Nations outbid each other to get masks and everything. Confiscated stuff when it was moved past their borders etc. i think the message we can learn from it is clear.
Where BioNTech had specialist competence in a technology which turned out to somewhat effective against the problem and Pfizer had massive funds, established contact network including decision makers and established ability to quickly run large clinical trials.
Neither of all that much use without the other. Taken together, an opportunity to conduct highly profitable business, mitigate a health emergency, and look great doing it.
There seems to be lessons about conditions for successful cooperation in the example, but I'm not so sure what they say is particularly encouraging about uniting nations.
The cooperation happened when both parties could only benefit through cooperation, and it required trust. The vaccines were snatched (in the beginning) and the Trump wanted to "take over" BioNTech to guarantee vaccine priority.
COVID-19 showed that everyone is on its own (countries, cities, individuals, etc..)
We created a vaccine in record time and distributed it in peoples arms in even less. I think all in all the Covid pandemic response was an incredible achievement, even if far from perfect.
We now know for example, that the risk of being hospitalised due to vaccine side effects is orders of magnitude more likely than that the vaccines will save you from being hospitalised with COVID.
In randomized control trials of the mRNA COVID-19 vaccines here in the UK, we now know the risk of serious adverse effects from the Pfizer and Moderna vaccines was 12.5 per 10,000 vaccinated i.e. a ~1 in 800 change of serious adverse effects:
For example in the 20-29 year no-risk group, the number needed to vaccinate to prevent one hopitalisation is 168,200. To prevent one serious hospitalisation requiring oxygen or ventilation you would need to vaccinate 706,500.
In the UK data, there is litterally no group of people where the likelihood of being hospitalised with side effects is less than the liklihood of being hospitalised with COVID.
It was a disaster that has left us with a plague of "unexplained" excess deaths - a topic that no politician or mainstream journalist wants to touch with a barge pole.

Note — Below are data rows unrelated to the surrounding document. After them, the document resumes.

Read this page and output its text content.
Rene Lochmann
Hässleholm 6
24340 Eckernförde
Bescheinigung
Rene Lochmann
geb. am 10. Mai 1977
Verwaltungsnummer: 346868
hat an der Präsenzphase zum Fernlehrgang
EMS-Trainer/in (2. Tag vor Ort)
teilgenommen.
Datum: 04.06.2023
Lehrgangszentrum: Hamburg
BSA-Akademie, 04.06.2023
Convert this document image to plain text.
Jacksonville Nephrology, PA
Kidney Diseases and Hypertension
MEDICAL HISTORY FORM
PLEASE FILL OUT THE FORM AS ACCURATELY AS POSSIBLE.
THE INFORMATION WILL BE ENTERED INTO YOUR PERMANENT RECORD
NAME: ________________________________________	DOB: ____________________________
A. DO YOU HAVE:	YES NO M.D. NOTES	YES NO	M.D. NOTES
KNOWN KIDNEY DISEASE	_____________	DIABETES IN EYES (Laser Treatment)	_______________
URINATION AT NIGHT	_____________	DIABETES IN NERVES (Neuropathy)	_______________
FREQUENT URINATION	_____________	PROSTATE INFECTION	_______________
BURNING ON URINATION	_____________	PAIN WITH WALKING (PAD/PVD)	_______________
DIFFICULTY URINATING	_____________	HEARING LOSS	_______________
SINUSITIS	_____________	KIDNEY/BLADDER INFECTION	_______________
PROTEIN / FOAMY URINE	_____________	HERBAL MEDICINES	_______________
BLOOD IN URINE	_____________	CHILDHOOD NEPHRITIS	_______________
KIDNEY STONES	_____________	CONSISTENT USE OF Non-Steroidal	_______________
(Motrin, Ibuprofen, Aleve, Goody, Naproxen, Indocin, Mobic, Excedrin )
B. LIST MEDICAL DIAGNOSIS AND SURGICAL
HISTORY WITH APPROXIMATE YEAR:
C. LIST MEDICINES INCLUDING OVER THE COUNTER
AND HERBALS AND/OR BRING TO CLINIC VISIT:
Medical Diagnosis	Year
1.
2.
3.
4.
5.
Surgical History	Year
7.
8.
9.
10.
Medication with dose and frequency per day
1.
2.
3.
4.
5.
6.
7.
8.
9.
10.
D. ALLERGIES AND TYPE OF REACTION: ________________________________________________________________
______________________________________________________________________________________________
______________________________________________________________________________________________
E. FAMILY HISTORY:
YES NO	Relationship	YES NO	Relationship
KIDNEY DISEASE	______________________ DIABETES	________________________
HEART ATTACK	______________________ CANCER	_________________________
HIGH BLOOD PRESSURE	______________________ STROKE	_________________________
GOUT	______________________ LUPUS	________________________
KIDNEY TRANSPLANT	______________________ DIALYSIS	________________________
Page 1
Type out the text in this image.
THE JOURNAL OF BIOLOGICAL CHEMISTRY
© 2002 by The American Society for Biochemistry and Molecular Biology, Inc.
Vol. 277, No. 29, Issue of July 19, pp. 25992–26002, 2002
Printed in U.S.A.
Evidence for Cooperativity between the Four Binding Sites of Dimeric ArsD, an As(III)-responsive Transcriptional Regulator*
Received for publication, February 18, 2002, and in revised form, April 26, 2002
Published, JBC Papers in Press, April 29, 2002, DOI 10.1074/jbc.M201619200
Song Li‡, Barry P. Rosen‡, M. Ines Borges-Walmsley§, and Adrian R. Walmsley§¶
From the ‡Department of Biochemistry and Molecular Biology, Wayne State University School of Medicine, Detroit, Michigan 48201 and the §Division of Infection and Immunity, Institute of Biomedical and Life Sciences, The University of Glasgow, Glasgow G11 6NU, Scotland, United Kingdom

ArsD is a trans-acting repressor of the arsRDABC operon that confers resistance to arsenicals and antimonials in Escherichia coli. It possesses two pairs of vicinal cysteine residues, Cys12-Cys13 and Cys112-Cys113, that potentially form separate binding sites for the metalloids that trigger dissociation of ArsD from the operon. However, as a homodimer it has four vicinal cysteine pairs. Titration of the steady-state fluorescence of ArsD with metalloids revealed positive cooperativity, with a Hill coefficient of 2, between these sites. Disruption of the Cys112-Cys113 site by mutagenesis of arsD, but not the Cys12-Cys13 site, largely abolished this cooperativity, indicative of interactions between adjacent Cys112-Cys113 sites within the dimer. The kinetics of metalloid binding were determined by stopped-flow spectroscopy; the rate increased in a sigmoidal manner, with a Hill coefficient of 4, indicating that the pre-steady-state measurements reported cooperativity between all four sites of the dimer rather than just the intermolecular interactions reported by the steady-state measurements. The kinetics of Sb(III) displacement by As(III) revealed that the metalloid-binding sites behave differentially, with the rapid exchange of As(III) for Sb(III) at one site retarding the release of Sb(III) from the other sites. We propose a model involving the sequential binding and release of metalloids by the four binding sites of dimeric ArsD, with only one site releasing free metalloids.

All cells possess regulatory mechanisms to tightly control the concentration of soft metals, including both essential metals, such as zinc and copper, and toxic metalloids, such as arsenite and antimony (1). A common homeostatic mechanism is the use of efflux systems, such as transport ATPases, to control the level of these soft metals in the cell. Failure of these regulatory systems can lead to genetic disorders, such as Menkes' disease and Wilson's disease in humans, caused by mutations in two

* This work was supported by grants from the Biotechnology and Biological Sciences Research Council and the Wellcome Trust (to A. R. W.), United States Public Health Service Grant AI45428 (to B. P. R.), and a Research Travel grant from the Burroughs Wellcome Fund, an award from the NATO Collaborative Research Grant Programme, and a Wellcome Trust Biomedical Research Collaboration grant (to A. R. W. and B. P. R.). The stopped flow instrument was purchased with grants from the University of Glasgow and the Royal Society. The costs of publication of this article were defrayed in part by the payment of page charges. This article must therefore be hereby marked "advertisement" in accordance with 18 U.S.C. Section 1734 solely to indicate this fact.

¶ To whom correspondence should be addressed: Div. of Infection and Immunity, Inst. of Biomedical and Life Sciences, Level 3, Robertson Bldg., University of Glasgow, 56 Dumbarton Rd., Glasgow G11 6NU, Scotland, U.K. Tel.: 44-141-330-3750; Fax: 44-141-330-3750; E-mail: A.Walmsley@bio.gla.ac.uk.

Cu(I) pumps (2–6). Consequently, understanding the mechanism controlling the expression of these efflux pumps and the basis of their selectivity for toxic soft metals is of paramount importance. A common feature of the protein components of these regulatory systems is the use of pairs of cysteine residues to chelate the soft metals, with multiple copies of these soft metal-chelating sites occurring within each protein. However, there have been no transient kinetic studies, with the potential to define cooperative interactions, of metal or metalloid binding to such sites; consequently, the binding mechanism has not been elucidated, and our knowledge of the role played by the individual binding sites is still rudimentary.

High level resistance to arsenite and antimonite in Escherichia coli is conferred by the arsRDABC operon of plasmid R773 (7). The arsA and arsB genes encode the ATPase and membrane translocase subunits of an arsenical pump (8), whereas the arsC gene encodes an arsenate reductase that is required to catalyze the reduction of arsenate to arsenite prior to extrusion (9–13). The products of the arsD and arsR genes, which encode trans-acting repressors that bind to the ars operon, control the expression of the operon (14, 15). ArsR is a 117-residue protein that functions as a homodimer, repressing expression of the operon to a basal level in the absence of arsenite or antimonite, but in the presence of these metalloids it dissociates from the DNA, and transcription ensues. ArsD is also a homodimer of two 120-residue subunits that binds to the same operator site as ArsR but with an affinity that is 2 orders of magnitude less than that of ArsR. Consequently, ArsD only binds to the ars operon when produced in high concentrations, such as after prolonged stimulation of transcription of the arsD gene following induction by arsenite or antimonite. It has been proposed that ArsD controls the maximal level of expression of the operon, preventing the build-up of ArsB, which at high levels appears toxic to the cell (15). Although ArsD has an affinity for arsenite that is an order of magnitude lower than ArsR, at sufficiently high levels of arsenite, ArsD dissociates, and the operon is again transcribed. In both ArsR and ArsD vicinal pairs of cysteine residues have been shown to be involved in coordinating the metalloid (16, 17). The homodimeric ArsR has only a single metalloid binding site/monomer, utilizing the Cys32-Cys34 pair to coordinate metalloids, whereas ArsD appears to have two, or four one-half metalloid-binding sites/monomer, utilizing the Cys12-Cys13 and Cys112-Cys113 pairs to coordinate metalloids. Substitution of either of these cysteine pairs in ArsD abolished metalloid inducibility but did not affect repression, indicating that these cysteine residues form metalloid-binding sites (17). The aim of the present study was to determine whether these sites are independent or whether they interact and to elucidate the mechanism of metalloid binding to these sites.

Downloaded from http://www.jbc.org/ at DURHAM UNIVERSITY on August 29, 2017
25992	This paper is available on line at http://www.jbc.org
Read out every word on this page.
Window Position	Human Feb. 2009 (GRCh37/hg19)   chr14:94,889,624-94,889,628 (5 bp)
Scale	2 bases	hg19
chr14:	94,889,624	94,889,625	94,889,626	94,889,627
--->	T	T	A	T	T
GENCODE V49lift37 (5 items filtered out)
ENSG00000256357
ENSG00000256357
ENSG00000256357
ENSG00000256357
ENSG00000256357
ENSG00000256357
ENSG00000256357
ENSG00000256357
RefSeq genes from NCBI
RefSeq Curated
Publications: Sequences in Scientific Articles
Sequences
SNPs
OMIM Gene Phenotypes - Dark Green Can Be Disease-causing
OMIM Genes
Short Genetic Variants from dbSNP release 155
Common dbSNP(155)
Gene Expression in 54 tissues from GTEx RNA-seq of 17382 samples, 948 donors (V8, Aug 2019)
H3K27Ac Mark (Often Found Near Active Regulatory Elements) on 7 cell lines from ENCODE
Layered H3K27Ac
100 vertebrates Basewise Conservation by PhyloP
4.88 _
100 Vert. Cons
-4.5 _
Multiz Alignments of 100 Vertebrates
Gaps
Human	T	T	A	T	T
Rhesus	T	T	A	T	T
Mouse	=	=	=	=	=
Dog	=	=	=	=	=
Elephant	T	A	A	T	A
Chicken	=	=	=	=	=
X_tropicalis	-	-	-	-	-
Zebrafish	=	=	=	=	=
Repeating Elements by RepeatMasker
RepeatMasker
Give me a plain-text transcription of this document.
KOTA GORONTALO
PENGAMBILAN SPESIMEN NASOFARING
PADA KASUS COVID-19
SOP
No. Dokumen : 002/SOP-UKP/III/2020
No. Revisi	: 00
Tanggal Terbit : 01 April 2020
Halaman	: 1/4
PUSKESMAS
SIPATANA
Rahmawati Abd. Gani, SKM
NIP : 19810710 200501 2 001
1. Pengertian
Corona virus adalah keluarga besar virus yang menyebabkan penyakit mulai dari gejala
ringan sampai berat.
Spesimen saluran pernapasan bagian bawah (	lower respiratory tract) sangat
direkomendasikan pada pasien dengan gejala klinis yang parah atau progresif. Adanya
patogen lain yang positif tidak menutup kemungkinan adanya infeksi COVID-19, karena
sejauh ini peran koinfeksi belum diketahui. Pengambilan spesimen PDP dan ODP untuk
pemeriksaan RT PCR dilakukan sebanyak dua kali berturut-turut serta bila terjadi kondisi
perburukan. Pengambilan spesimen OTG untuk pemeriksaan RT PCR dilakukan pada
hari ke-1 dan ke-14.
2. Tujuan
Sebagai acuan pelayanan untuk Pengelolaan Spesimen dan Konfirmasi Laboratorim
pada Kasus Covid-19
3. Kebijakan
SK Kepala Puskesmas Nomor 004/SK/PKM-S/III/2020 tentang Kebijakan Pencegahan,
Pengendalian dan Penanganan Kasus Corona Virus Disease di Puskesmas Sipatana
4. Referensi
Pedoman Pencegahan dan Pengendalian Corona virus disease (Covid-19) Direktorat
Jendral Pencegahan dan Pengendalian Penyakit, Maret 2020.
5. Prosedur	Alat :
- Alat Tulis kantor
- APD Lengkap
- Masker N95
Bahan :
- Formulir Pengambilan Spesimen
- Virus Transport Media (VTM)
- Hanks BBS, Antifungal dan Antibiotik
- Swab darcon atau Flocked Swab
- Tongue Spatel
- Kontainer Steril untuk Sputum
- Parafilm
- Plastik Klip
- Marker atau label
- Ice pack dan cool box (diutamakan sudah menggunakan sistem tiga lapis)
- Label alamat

Your first link, straight from the introduction:
"Our study was not designed to evaluate the overall harm-benefit of vaccination programs so far. To put our safety results in context, we conducted a simple comparison of harms with benefits to illustrate the need for formal harm-benefit analyses of the vaccines that are stratified according to risk of serious COVID-19 outcomes. Our analysis is restricted to the randomized trial data, and does not consider data on post-authorization vaccination program impact. It does however show the need for public release of participant level trial datasets."
If it wasn't designed to evaluate the harm benefit of vaccination, why are you portraying it as such?